High-Sensitivity Troponin I and Coronary Computed Tomography in Symptomatic Outpatients With Suspected CAD: Insights From the PROMISE Trial

Clinical question: Is there an association between hs-troponin levels and presence/severity of coronary atherosclerosis in stable symptomatic outpatients undergoing nonemergent coronary CTA for the diagnosis of suspected CAD?

What is known: The importance of hs-troponin in patients with ACS is well established but little is known about the  meaning of hsTnI concentrations in stable symptomatic outpatients.

Methods: Clinical characteristics and CTA results (including coronary artery calcium [CAC] scores) were expressed across hsTnI quartiles. Determinants of hsTnI concentration were identified. Multivariable logistic regression identified independent predictors of obstructive CAD50 (>=50% stenosis in any vessel) and CAD70 (>=70% stenosis or >=50% left main)

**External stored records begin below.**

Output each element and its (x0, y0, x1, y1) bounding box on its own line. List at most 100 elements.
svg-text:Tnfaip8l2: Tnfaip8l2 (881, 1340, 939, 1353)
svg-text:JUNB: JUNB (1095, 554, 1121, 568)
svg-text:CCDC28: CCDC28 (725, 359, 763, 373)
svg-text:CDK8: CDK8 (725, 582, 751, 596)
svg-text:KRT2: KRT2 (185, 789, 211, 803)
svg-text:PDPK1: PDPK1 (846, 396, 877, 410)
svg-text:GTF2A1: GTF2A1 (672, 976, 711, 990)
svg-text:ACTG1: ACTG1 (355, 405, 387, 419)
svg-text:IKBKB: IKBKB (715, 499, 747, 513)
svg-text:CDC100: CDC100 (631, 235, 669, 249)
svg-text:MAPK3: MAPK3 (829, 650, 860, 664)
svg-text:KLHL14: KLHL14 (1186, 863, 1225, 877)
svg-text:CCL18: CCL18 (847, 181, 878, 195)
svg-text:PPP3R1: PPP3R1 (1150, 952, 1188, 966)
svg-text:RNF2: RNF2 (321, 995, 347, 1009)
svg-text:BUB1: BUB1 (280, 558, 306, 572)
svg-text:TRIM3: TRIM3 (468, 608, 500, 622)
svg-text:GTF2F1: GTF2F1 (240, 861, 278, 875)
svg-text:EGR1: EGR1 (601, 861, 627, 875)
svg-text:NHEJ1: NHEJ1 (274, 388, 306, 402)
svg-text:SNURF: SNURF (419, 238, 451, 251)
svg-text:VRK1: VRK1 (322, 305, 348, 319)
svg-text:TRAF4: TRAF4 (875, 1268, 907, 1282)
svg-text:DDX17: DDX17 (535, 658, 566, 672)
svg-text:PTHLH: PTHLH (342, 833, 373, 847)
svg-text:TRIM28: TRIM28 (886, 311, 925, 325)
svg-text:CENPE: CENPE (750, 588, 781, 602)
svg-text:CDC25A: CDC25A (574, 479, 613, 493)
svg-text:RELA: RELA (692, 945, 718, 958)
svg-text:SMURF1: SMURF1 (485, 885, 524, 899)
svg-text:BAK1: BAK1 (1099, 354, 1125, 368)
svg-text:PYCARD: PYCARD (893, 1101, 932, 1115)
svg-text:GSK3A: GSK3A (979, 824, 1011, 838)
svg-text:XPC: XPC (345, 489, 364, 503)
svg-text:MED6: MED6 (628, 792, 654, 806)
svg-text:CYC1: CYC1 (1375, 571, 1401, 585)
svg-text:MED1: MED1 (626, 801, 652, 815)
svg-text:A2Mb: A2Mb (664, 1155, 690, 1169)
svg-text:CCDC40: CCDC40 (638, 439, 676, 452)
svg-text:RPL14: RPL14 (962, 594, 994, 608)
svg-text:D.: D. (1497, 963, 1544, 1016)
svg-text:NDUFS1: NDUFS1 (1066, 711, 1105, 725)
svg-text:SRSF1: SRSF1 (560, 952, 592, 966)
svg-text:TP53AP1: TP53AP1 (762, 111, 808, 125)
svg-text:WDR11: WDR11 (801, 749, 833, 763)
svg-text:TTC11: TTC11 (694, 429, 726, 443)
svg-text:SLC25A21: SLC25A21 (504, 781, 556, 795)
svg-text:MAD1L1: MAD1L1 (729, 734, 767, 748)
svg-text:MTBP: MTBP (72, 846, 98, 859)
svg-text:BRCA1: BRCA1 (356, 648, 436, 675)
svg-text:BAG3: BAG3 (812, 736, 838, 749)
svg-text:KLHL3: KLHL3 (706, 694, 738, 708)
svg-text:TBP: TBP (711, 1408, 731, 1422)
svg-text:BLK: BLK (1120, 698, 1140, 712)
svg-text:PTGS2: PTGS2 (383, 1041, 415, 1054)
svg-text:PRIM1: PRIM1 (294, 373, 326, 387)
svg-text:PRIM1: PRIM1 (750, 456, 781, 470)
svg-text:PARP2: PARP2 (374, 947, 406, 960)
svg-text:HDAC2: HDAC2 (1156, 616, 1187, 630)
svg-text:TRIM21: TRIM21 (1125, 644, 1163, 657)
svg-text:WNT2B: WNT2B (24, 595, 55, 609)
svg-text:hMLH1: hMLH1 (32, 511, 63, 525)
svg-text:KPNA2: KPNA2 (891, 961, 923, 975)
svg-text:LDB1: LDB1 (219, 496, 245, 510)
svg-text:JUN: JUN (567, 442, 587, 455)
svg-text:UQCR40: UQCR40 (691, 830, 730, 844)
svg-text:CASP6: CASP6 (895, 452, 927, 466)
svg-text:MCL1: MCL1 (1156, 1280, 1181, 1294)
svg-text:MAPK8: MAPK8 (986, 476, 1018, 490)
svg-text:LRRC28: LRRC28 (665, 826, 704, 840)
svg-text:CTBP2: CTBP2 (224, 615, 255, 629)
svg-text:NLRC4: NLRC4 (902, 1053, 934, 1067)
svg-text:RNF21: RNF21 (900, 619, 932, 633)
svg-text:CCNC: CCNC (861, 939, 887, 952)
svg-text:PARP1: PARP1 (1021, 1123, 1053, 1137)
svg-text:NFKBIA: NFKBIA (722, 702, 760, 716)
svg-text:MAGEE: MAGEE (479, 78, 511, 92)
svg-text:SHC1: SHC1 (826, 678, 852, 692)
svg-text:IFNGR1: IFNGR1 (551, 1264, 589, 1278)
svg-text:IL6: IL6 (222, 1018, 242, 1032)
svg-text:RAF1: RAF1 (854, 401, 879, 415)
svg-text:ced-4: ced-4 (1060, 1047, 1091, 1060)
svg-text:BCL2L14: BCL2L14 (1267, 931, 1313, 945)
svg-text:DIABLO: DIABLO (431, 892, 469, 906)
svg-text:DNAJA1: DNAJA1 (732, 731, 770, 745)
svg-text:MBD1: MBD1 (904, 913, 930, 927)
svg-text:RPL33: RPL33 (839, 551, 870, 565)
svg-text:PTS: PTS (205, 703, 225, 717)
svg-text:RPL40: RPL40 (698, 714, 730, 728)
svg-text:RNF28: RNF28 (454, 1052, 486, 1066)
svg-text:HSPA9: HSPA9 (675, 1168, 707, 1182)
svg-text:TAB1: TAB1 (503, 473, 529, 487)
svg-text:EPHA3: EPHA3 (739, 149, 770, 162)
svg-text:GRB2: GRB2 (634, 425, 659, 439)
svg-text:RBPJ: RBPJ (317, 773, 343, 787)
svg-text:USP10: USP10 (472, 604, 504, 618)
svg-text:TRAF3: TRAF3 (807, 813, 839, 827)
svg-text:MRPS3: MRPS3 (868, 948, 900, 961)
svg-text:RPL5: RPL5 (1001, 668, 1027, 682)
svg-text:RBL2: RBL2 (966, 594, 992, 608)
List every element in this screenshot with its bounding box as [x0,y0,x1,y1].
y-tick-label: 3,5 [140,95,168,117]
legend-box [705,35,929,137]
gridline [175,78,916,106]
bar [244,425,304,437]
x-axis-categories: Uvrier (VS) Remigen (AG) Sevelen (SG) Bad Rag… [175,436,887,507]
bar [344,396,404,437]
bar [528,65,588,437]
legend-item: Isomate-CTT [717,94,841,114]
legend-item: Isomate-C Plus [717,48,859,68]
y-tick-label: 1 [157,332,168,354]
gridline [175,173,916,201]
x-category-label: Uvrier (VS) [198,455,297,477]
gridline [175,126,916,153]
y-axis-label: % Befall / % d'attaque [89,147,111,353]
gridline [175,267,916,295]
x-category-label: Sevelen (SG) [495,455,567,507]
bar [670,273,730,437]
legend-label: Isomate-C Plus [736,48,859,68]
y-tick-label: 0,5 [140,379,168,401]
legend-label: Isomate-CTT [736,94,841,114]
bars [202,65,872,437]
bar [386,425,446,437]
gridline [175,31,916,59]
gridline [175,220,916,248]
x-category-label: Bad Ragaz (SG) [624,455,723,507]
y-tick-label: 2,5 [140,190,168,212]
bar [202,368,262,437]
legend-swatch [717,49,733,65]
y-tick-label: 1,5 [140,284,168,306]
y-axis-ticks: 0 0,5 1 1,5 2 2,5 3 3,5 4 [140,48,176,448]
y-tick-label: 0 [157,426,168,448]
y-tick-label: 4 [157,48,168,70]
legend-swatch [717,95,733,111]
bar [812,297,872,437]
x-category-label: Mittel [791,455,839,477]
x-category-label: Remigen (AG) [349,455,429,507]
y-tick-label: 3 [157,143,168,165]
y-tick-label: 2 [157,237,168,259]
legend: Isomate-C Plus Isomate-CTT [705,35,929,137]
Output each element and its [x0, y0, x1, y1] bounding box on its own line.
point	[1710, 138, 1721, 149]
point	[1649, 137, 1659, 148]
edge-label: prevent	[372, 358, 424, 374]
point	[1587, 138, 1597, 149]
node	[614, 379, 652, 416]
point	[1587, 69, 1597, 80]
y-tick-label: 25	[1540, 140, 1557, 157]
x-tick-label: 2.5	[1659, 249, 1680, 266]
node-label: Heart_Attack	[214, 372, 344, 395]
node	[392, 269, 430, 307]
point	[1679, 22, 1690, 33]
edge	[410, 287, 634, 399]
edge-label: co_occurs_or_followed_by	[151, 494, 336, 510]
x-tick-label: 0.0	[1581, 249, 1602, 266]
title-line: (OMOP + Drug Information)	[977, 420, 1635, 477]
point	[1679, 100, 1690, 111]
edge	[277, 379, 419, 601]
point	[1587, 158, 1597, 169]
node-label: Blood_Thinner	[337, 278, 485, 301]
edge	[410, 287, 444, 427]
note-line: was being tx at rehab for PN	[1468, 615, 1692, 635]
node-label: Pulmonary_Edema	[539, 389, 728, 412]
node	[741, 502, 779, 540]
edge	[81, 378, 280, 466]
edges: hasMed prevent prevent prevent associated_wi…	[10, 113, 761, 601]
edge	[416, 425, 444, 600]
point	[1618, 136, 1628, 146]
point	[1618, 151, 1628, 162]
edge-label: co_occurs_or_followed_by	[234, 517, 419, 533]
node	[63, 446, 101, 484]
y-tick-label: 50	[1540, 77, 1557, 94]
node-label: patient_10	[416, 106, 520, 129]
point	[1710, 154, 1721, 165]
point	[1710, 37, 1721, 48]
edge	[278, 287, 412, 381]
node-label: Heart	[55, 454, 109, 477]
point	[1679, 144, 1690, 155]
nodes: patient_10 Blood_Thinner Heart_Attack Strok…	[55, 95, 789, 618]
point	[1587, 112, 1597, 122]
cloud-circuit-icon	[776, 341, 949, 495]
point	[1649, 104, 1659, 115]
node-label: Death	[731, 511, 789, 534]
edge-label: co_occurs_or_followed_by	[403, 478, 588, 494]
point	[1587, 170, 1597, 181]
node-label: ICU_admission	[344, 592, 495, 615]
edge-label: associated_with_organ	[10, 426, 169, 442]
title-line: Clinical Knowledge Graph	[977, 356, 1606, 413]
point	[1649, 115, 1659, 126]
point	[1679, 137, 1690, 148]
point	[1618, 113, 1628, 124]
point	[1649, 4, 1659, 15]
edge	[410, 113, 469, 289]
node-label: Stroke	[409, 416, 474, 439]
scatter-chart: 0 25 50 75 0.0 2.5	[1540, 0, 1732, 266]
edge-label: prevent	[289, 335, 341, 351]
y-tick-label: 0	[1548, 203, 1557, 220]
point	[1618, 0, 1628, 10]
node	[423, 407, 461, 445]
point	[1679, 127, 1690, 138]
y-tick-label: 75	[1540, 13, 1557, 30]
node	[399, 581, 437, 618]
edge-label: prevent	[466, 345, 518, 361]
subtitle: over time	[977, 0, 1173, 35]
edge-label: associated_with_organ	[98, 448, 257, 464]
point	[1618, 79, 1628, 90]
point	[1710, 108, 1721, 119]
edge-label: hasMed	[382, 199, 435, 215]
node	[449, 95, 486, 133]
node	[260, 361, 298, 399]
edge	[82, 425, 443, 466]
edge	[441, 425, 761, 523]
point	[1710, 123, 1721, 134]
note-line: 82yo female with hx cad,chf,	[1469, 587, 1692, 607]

Results/Implications: The median hsTnI concentration was 1.5 ng/l; nearly all (98.5%) subjects had measurable hsTnI, and 6.1% had concentrations >=99th percentile concentration for this assay (6 ng/l). Higher CAC scores, as well as more prevalent and diffuse CAD, was seen in upper hsTnI quartiles (all p < 0.001). Independent predictors of hsTnI concentrations included age, sex, and CAC score (all p < 0.05). After adjusting for demographic and clinical characteristics, log-transformed hsTnI concentrations were associated with obstructive CAD50 (odds ratio: 1.15 per interquartile range; p ¼ 0.02) and CAD70 (odds ratio: 1.25 per interquartile range; p ¼ 0.001).

Bottom-line: In stable symptomatic outpatients undergoing nonemergent coronary CTA for the diagnosis of suspected CAD, higher concentrations of hsTnI were associated with increasing presence and severity of coronary atherosclerosis.